We are wanting to add a large dog to the family and have been seriously considering a GSD. We have horses and ride often, so I want a dog that I can take to the barn with me. Are GSD's typically good around horses? Would barking be a problem, and how hard would it be to train the pup to sit at the end of the arena while I'm riding? I don't want a dog that will be a distraction. 

We have two kids, 5/9, so I'd like a dog that will follow them around and keep an eye on them as well. My oldest likes to go on little trail rides with her friend on their ponies, and I would feel much better if she had a dog to go with her. I was reading that German Shepherds can be one person dogs, would it still follow and watch the kids? My frenchie now is very much a velcro dog, and completely ignores the kids. She will follow every step I take though-poor kiddos! 

Finally, are GSD's typically good with new dogs? We plan on socializing the dog lots when it's a pup. 

*background info-my mom was a dog trainer, so I have a decent amount of knowledge when it comes to dog training, and I have had dogs my entire life. Totally new to German Shepherds though!


----------



## Mary Beth (Apr 17, 2010)

To get your started, about the horses, this older thread:

http://www.germanshepherds.com/forum/how-do-i-teach-my-dog/527529-puppy-horses.html


----------



## sebrench (Dec 2, 2014)

I don't own horses--so I can't be of much help with that aspect. My neighbor used to board horses in our back field, and my GSDs would bark a lot when the horses got too close to our fence. So, I don't think my two would be ideal around horses without additional training. And perhaps nothing would make them ideal around horses. (However, they weren't raised with horses). My same neighbor also has GSDs and takes them around his horses all the time seemingly w/o a problem. It might depend on the dog. If this were important to me, I would go to a responsible, professional breeder who could pick out an appropriate pup for me.

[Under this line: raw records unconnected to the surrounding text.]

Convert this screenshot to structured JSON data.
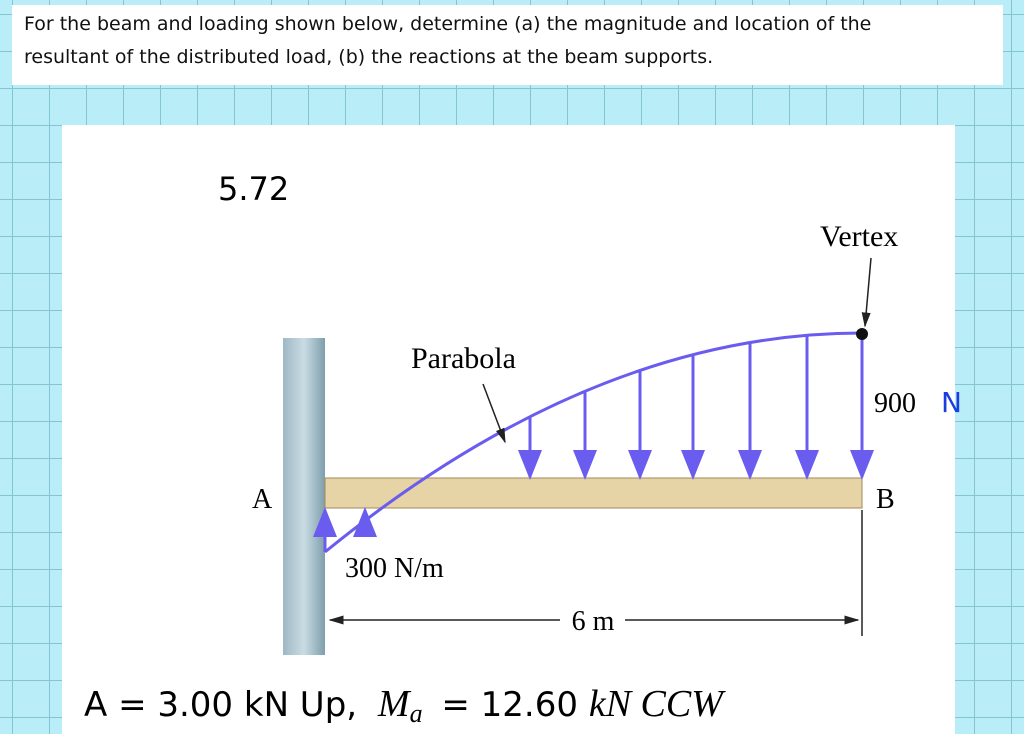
{
  "header": {
    "question_line1": "For the beam and loading shown below, determine (a) the magnitude and location of the",
    "question_line2": "resultant of the distributed load, (b) the reactions at the beam supports."
  },
  "figure": {
    "number": "5.72",
    "vertex_label": "Vertex",
    "parabola_label": "Parabola",
    "load_right": "900",
    "load_right_unit": "N",
    "support_a": "A",
    "support_b": "B",
    "load_left": "300 N/m",
    "span": "6 m"
  },
  "answer": {
    "left": "A = 3.00 kN Up,",
    "moment_symbol": "M",
    "moment_subscript": "a",
    "right": "= 12.60",
    "right_unit": "kN CCW"
  }
}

*"We have two kids, 5/9, so I'd like a dog that will follow them around and keep an eye on them as well. My oldest likes to go on little trail rides with her friend on their ponies, and I would feel much better if she had a dog to go with her. I was reading that German Shepherds can be one person dogs, would it still follow and watch the kids? My frenchie now is very much a velcro dog, and completely ignores the kids. She will follow every step I take though-poor kiddos!"*

I have a toddler and a 2-month-old, and so far my GSDs have been wonderful family dogs. I don't think a GSD will ignore your kids. But do be aware that GSD puppies can be mouthy. They aren't called landsharks for nothing. That can be upsetting to some kids. GSDs might also try to chase/herd and/or jump on/knock over smaller children. Just some things to be aware of. Training and strong obedience is necessary when there are children around--as I'm sure you know. 

(This probably isn't what you have in mind, but I would not allow a 9-year-old to handle a GSD without adult supervision, especially if there are also horses/ponies involved.). 

*Finally, are GSD's typically good with new dogs? We plan on socializing the dog lots when it's a pup. 
*
* In my experience, this depends on the context and the dog. I do not think that GSDs tend to be the best choices for dog-parks, doggie daycares, or other places where multiple dogs play off-leash. My current dogs are excellent around other dogs--BUT (and a big BUT) I do not allow off-leash interactions with strange dogs.


----------



## crittersitter (Mar 31, 2011)

My GSD puppy was raised with horses and respects them. My older adopted GSDs were trained to leave them alone.


----------



## Jenny720 (Nov 21, 2014)

It is more work if you choose to bring your dog down to the barn. A few people let there dogs wander offf leash don?t even watch them. I opt to leave my dogs home. The barn owners dog got kicked in the head lucky he lived. There was a women who used to bring her gsd pup to the barn she went on trail rides to with the pup they were really cute together her previous gsd who had past away was also a barn brat. Best to start them young if you have a pup can train them to leave them alone if older. Most dogs that are at the barn pay no attention to the horses.


----------



## Pawsed (May 24, 2014)

Dogs can be fun to take on trail rides, or a total disaster. If they see something interesting, like a deer or fox, they might take off after it. Their running through the woods can spook the horses and you know how that can go. Or they could run out in front of the horse chasing something. If the dog is well trained, you can prevent those things, but I'm not sure your children at their ages would have that much control over the dog.


----------